Both candidates are seeking to reduce their vulnerabilities by reversing their unpopular positions from the past. Harris has disavowed left-wing ideas she backed in 2019, such as Medicare for All and decriminalizing migration. Trump, while bragging about his anti-abortion record, is backtracking on his support for federal abortion restrictions and suggesting he won’t try to repeal “Obamacare” after fighting to do so as president.

Unique dynamics in the fight for Congress

The tightening presidential race has narrowed the battle for Congress, which comes with unique dynamics: The Senate majority runs through red states such as Ohio and Montana, while the race for the House goes through blue states such as California and New York.

In the closely divided House, a few-dozen battleground districts are poised to decide which party is in control. The playing field has narrowed dramatically in recent cycles because of partisan gerrymandering and regional polarization, where urban areas vote Democrat and rural areas vote Republican.

The “generic ballot” — voter preferences on which party they want to see in control of Congress — has improved slightly for Democrats since Biden dropped out, but it’s still tight. Democrats led by 1 point in a Wall Street Journal poll, by 1 point in a Reuters poll and by 2 points in an Economist poll — all within the margin of error.

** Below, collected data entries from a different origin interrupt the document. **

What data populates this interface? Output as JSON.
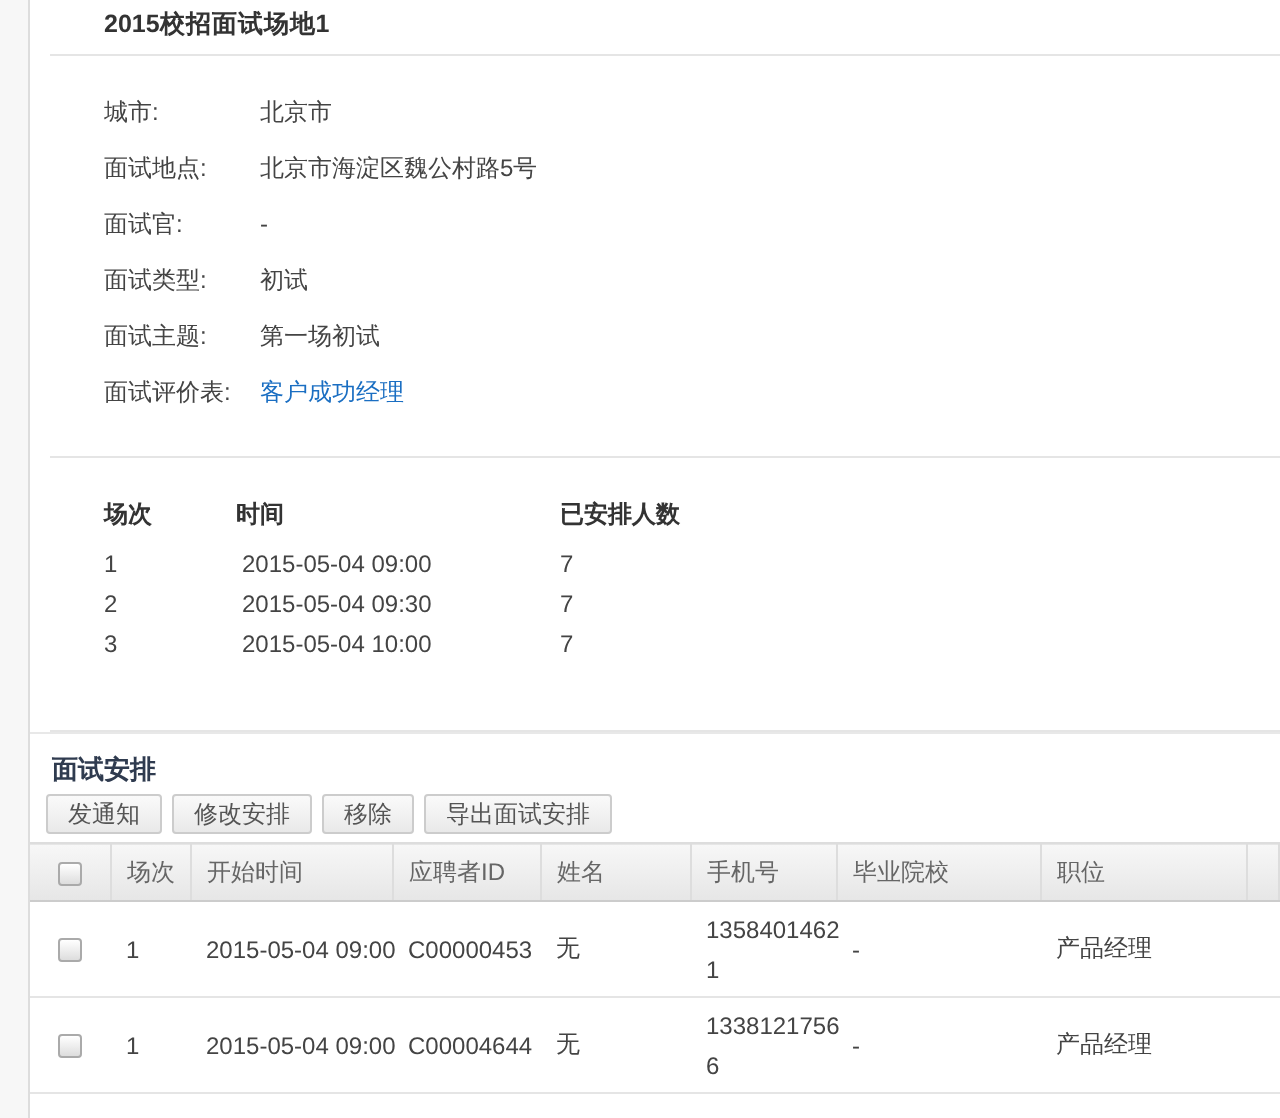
{
  "venue": {
    "title": "2015校招面试场地1",
    "fields": [
      {
        "label": "城市:",
        "value": "北京市",
        "kind": "text"
      },
      {
        "label": "面试地点:",
        "value": "北京市海淀区魏公村路5号",
        "kind": "text"
      },
      {
        "label": "面试官:",
        "value": "-",
        "kind": "text"
      },
      {
        "label": "面试类型:",
        "value": "初试",
        "kind": "text"
      },
      {
        "label": "面试主题:",
        "value": "第一场初试",
        "kind": "text"
      },
      {
        "label": "面试评价表:",
        "value": "客户成功经理",
        "kind": "link"
      }
    ]
  },
  "sessions": {
    "columns": [
      "场次",
      "时间",
      "已安排人数"
    ],
    "rows": [
      [
        "1",
        "2015-05-04 09:00",
        "7"
      ],
      [
        "2",
        "2015-05-04 09:30",
        "7"
      ],
      [
        "3",
        "2015-05-04 10:00",
        "7"
      ]
    ]
  },
  "arrangement": {
    "title": "面试安排",
    "buttons": [
      "发通知",
      "修改安排",
      "移除",
      "导出面试安排"
    ],
    "header_checked": false,
    "columns": [
      "场次",
      "开始时间",
      "应聘者ID",
      "姓名",
      "手机号",
      "毕业院校",
      "职位"
    ],
    "rows": [
      {
        "checked": false,
        "cells": [
          "1",
          "2015-05-04 09:00",
          "C00000453",
          "无",
          "13584014621",
          "-",
          "产品经理"
        ]
      },
      {
        "checked": false,
        "cells": [
          "1",
          "2015-05-04 09:00",
          "C00004644",
          "无",
          "13381217566",
          "-",
          "产品经理"
        ]
      }
    ]
  }
}
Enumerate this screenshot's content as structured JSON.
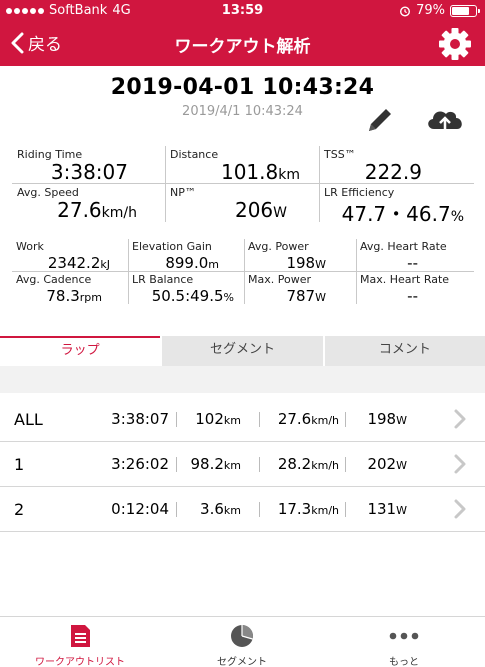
{
  "status": {
    "carrier": "SoftBank",
    "network": "4G",
    "time": "13:59",
    "battery": "79%",
    "battery_level": 0.79
  },
  "nav": {
    "back_label": "戻る",
    "title": "ワークアウト解析"
  },
  "workout": {
    "date": "2019-04-01 10:43:24",
    "date_sub": "2019/4/1 10:43:24"
  },
  "metrics": {
    "riding_time": {
      "label": "Riding Time",
      "value": "3:38:07",
      "unit": ""
    },
    "distance": {
      "label": "Distance",
      "value": "101.8",
      "unit": "km"
    },
    "tss": {
      "label": "TSS™",
      "value": "222.9",
      "unit": ""
    },
    "avg_speed": {
      "label": "Avg. Speed",
      "value": "27.6",
      "unit": "km/h"
    },
    "np": {
      "label": "NP™",
      "value": "206",
      "unit": "W"
    },
    "lr_efficiency": {
      "label": "LR Efficiency",
      "value": "47.7・46.7",
      "unit": "%"
    },
    "work": {
      "label": "Work",
      "value": "2342.2",
      "unit": "kJ"
    },
    "elevation_gain": {
      "label": "Elevation Gain",
      "value": "899.0",
      "unit": "m"
    },
    "avg_power": {
      "label": "Avg. Power",
      "value": "198",
      "unit": "W"
    },
    "avg_hr": {
      "label": "Avg. Heart Rate",
      "value": "--",
      "unit": ""
    },
    "avg_cadence": {
      "label": "Avg. Cadence",
      "value": "78.3",
      "unit": "rpm"
    },
    "lr_balance": {
      "label": "LR Balance",
      "value": "50.5:49.5",
      "unit": "%"
    },
    "max_power": {
      "label": "Max. Power",
      "value": "787",
      "unit": "W"
    },
    "max_hr": {
      "label": "Max. Heart Rate",
      "value": "--",
      "unit": ""
    }
  },
  "tabs": [
    "ラップ",
    "セグメント",
    "コメント"
  ],
  "laps": [
    {
      "name": "ALL",
      "time": "3:38:07",
      "distance": "102",
      "distance_unit": "km",
      "speed": "27.6",
      "speed_unit": "km/h",
      "power": "198",
      "power_unit": "W"
    },
    {
      "name": "1",
      "time": "3:26:02",
      "distance": "98.2",
      "distance_unit": "km",
      "speed": "28.2",
      "speed_unit": "km/h",
      "power": "202",
      "power_unit": "W"
    },
    {
      "name": "2",
      "time": "0:12:04",
      "distance": "3.6",
      "distance_unit": "km",
      "speed": "17.3",
      "speed_unit": "km/h",
      "power": "131",
      "power_unit": "W"
    }
  ],
  "tabbar": [
    {
      "label": "ワークアウトリスト",
      "icon": "workout-list-icon",
      "active": true
    },
    {
      "label": "セグメント",
      "icon": "pie-chart-icon",
      "active": false
    },
    {
      "label": "もっと",
      "icon": "more-dots-icon",
      "active": false
    }
  ],
  "colors": {
    "accent": "#d0163f",
    "grid_line": "#c9c9c9",
    "subtle_text": "#9a9a9a"
  }
}
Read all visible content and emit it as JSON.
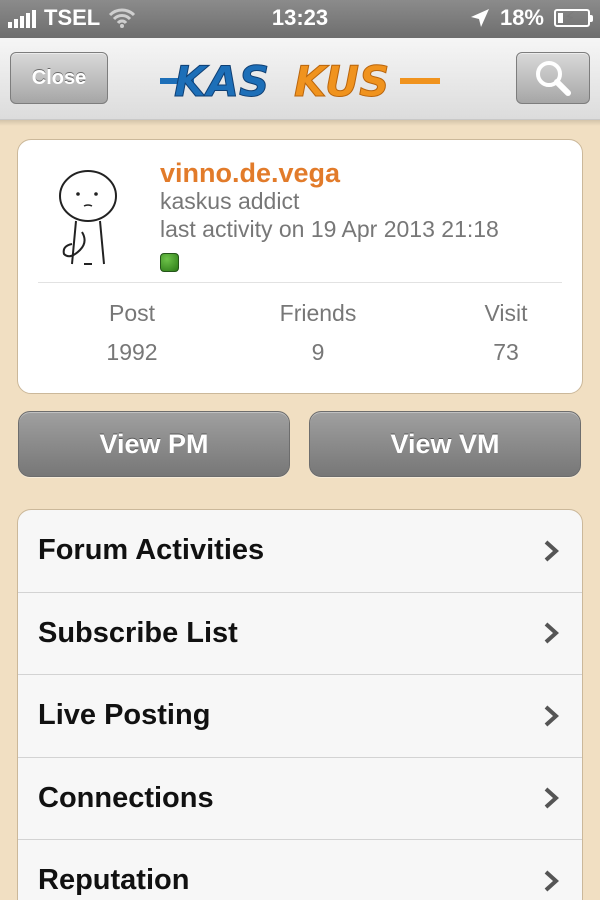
{
  "status_bar": {
    "carrier": "TSEL",
    "time": "13:23",
    "battery": "18%",
    "battery_level": 0.18,
    "icons": [
      "signal-bars-icon",
      "wifi-icon",
      "location-arrow-icon",
      "battery-charging-icon"
    ]
  },
  "nav": {
    "close_label": "Close",
    "logo_text": "KASKUS",
    "search_icon": "search-icon"
  },
  "colors": {
    "background": "#f1dfc2",
    "username": "#e27b2a",
    "logo_blue": "#1d6fb8",
    "logo_orange": "#f0931e",
    "status_online": "#3d9a22"
  },
  "profile": {
    "username": "vinno.de.vega",
    "rank": "kaskus addict",
    "last_activity": "last activity on 19 Apr 2013 21:18",
    "online": true,
    "stats": [
      {
        "label": "Post",
        "value": "1992"
      },
      {
        "label": "Friends",
        "value": "9"
      },
      {
        "label": "Visit",
        "value": "73"
      }
    ]
  },
  "actions": {
    "view_pm": "View PM",
    "view_vm": "View VM"
  },
  "menu": [
    {
      "label": "Forum Activities"
    },
    {
      "label": "Subscribe List"
    },
    {
      "label": "Live Posting"
    },
    {
      "label": "Connections"
    },
    {
      "label": "Reputation"
    }
  ]
}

The Senate map has gifted Republicans a golden opportunity to capture control, even if Democrats have a strong year. Democrats currently hold 51 seats and have conceded that they’ll lose West Virginia with the retirement of Sen. Joe Manchin. That means Republicans can clinch the majority by defeating Democrats in one of two red states where Trump is coasting to victory: Sen. Jon Tester of Montana and Sen. Sherrod Brown of Ohio.

Most public polls show Tester trailing — unlike 2018, when he led his GOP opponent and won — while Brown is narrowly ahead.

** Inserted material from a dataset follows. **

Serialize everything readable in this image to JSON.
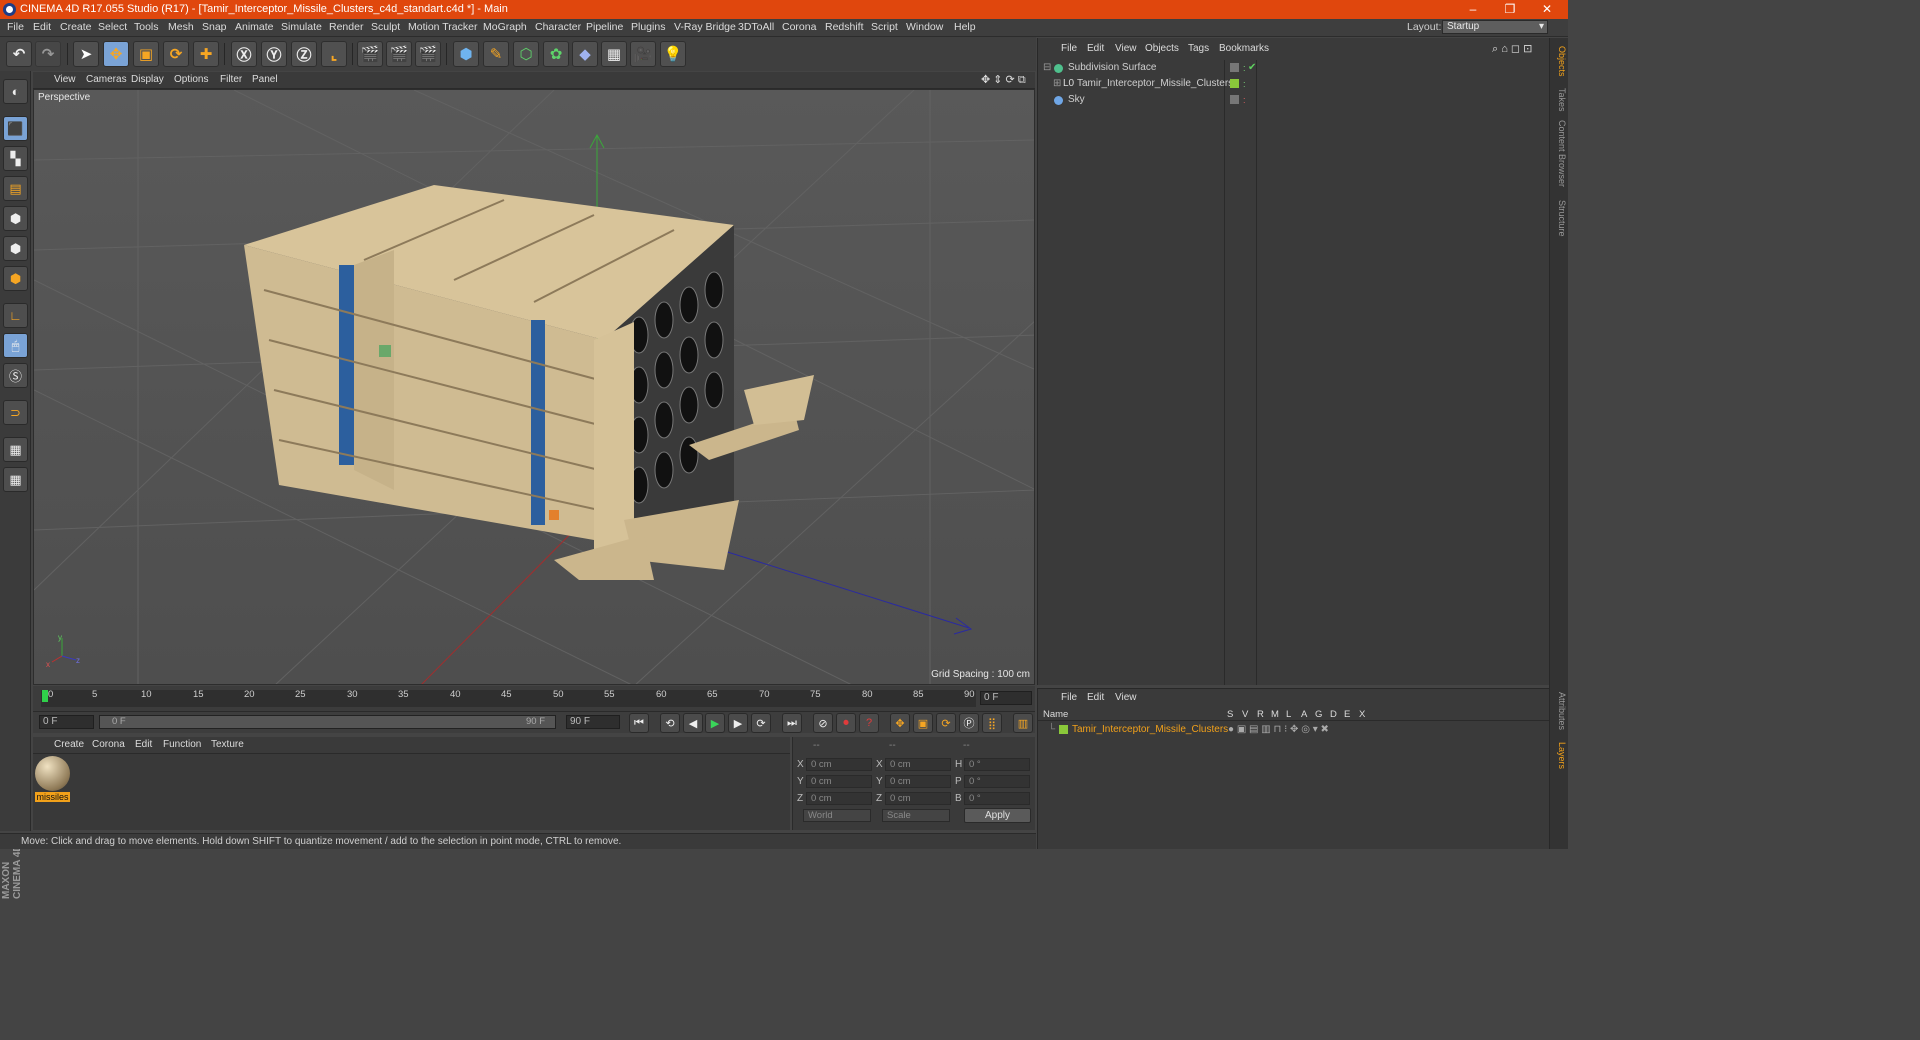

Todd, the GOP strategist, said 51 seats was “a certainty” and argued the party should aim for a bigger majority like 53 or 54 seats.

“Jon Tester is literally as dead as the Thanksgiving turkey,” he said.

A national Democrat working on Senate races disputed that view, saying: “This is a tight race that’s within the margin of error — that’s the kind of race Tester always faces and knows how to win.”

Unlike in 2022, when Republicans were talking up a red wave and a large majority that famously failed to materialize, some insiders say they’ll be content even with a narrow majority this year.

“The goal is to flip the Senate,” a GOP strategist working on Senate races said. “To that end, Tim Sheehy [in Montana] is the most important man in the country, with Bernie Moreno [in Ohio] also being in contention.”

There are five ultracompetitive states where Democrats are also defending seats: Michigan, Pennsylvania, Wisconsin, Arizona and Nevada. Polls show Democratic candidates have the advantage in all five, and Republicans admit they’re underdogs in each of them.

“The growing view among Republican strategists is that Michigan is the best pickup opportunity in the country, of the purple states,” the GOP strategist said, referring to an open seat vacated by Sen. Debbie Stabenow, D-Mich.

Democrats see glimmers of hope in Florida and Texas, two red-leaning states where GOP Sens. Rick Scott and Ted Cruz are favorites to hold on, although some surveys show their leads are narrow.

“If I were a Republican I would be very nervous about what we’re starting to see in some of the polling out of Texas and Florida,” Burton said. Colin Allred in Texas and Debbie Mucarsel Powell in Florida “are running great campaigns … They very well could be on defense [and that] could get in the way of them getting a majority,” he said.